I received a letter immediately from Brother Cohn, saying he was sending me a check for ten dollars, twice what I asked for. He advised me to remain at the school and not to run away from the place where the Lord had put me. He said, “Be like the Prophet Habakkuk, chapter 2, verse 1.” He said, too, that he knew God had many blessings in store for me if I only remained.
After this letter I was more confused than ever, saying to myself, “Yesterday if I had had this money I would have hurried back as fast as I could go to New York. Now with twice as much money as I need to take me back, here I am and do not know what to do.” I rejoice in the Lord and bless Him that I took Brother Cohn’s advice and stayed on in the school. I was there two years and three months.

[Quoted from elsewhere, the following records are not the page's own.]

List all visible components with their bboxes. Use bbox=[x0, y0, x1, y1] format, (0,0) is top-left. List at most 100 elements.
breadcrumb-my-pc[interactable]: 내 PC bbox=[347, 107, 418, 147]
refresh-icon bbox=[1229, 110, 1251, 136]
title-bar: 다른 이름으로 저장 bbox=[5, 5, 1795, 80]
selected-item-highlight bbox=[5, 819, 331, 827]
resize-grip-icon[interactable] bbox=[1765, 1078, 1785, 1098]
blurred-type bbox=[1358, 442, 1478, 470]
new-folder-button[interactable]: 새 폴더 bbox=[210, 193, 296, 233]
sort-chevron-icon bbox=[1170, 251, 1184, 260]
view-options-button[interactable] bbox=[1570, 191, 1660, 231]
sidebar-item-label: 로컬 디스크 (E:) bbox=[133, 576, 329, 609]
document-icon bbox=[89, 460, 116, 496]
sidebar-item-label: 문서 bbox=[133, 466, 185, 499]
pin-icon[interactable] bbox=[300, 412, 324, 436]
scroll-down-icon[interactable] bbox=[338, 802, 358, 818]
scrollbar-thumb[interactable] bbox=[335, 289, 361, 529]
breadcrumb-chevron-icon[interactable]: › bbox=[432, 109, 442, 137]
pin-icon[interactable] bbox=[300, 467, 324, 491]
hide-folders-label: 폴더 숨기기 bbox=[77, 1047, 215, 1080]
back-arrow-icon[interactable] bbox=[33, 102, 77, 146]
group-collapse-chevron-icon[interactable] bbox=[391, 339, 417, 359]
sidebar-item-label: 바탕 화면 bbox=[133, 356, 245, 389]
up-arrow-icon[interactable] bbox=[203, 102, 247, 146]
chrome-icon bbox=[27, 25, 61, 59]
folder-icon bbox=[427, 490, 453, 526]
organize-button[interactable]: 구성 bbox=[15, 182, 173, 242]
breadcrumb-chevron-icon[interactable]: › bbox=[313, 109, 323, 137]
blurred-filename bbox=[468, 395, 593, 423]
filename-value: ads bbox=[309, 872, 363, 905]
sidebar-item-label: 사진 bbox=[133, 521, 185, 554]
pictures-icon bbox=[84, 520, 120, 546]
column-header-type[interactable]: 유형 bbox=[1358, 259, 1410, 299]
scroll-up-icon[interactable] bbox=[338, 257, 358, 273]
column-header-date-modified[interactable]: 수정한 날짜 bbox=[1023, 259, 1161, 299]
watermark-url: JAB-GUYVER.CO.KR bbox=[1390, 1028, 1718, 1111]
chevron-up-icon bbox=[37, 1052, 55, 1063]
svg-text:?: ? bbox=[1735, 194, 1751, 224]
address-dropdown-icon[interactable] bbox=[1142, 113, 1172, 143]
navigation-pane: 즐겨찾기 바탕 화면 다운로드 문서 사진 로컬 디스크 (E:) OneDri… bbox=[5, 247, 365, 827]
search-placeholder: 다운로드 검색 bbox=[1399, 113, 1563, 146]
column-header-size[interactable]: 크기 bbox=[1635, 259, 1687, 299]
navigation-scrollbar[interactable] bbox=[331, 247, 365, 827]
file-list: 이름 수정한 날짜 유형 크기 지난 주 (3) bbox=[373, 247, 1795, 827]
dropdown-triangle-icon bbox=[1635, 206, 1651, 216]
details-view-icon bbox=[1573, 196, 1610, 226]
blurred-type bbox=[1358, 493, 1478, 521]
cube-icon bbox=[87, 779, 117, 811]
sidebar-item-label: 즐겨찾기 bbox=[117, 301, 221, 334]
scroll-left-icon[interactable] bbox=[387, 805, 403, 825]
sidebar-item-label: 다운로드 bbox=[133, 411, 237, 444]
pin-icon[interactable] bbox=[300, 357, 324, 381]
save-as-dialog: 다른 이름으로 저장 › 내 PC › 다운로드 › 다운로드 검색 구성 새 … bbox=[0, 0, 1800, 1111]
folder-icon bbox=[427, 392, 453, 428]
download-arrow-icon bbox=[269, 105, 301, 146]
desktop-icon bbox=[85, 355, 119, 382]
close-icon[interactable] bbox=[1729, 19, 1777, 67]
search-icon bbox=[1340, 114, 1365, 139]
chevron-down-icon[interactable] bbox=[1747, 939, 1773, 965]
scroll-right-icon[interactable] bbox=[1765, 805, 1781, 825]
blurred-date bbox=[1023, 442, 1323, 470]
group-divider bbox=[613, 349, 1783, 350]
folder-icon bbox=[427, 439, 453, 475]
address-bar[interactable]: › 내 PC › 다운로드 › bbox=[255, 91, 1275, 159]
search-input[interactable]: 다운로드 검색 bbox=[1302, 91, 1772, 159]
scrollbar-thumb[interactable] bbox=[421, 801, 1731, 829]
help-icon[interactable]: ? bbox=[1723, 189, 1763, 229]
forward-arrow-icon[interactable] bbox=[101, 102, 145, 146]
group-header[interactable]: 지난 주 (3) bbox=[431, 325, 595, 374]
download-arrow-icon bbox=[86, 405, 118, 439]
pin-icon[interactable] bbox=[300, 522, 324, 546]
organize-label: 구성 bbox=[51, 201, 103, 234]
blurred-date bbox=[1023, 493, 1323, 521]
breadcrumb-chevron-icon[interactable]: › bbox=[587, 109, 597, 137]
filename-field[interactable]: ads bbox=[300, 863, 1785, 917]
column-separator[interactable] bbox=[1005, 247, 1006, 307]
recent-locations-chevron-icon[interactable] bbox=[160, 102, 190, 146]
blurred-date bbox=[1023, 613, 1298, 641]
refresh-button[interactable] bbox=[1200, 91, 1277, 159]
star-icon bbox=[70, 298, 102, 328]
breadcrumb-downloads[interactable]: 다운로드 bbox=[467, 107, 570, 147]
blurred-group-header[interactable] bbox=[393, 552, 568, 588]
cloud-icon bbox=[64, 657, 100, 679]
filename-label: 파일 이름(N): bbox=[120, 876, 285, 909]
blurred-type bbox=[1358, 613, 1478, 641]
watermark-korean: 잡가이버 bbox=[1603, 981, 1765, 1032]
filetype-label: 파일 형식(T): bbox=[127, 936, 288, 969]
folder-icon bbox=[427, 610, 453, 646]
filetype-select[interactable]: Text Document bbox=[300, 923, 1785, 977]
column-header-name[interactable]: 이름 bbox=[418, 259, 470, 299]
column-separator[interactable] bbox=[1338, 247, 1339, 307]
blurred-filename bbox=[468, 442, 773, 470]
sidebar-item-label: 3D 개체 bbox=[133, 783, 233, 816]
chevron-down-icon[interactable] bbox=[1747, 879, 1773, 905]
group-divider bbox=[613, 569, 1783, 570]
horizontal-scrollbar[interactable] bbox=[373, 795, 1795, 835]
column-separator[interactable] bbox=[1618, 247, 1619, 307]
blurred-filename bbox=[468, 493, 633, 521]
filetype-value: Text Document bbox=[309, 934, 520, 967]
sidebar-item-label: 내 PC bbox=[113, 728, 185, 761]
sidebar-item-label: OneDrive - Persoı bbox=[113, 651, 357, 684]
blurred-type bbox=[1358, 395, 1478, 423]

The next discouragement that met me was a lack of money again. I had no funds with which to pay my room rent or board. But the All Sufficient One Who is interested in every detail in the lives of His children provided the way. The school had cattle and farm land. A young man, John Slocum, who was in charge of this work was preparing to go home at the end of the term. I was selected to take up his work. How thankful I was for the farm training I had received in Connecticut some months before I came to the school. Thus, I worked my way through school.
After leaving the school I returned to the mission in Brooklyn where I had once in blindness and ignorance tried to destroy and hinder the preaching of the blessed Gospel of our crucified, risen and coming Saviour. Through His grace I became a fellow worker with those who were holding forth the Word of Life in that part of His vineyard. Because He first loved me and had forgiven me much, I wanted to love and serve Him. From the day He revealed Himself to me unto this day, it has been my blessed privilege to confess His precious name to many Jews both in this country and in other countries by sending the Good News through the mail. I praise Him for the knowledge that our labors are not in vain in Him. (II Chr. 15:7, 1 Cor. 15:58.)
In the year 1921 I became engaged to marry Rebecca Young, a Christian Jewess, who had confessed Christ and had been baptized by Brother Leopold Cohn at the mission. We met at a conference of the Hebrew-Christian Alliance of America. In August of that year we were married at the mission.
I had been with the Presbyterian Board of Publication and Sabbath School Work at that time, and continued with them for seven years and three months.
Making our home in Philadelphia, we had the blessed opportunity of magnifying the Name of our Lord Jesus Christ to many Jews who came to our home, whom I had met in my daily work.
After the period of time with the Presbyterian Board as mentioned above, I returned to the Mission now known as the “American Board of Missions to the Jews” through which I first heard the blessed Gospel message of God’s redeeming love in Christ Jesus and have and am continuing by His help with this God-appointed witness to Israel.
To any of our unbelieving people who may read this story of God’s gracious dealings with one who was a lost sinner, undeserving of His love and great mercy, I would point you to some of our Saviour’s words, and His statement “Had you (Jews) believed Moses, you would have believed Me, for he (Moses) wrote of Me (Jesus).” But He also invites you saying “Come unto Me, all ye that labor and are heavy laden and I will give you rest.” There is no rest without Him. “To Him (Christ) give all the prophets witness that through His name whosoever believeth in Him shall receive remission of sins. Blessed are all they that put their trust in Him.”
To any of God’s people who may read this humble testimony, I would invite your prayers and fellowship in sending out the Good News of Him Who is our Light, our Salvation, our All in All.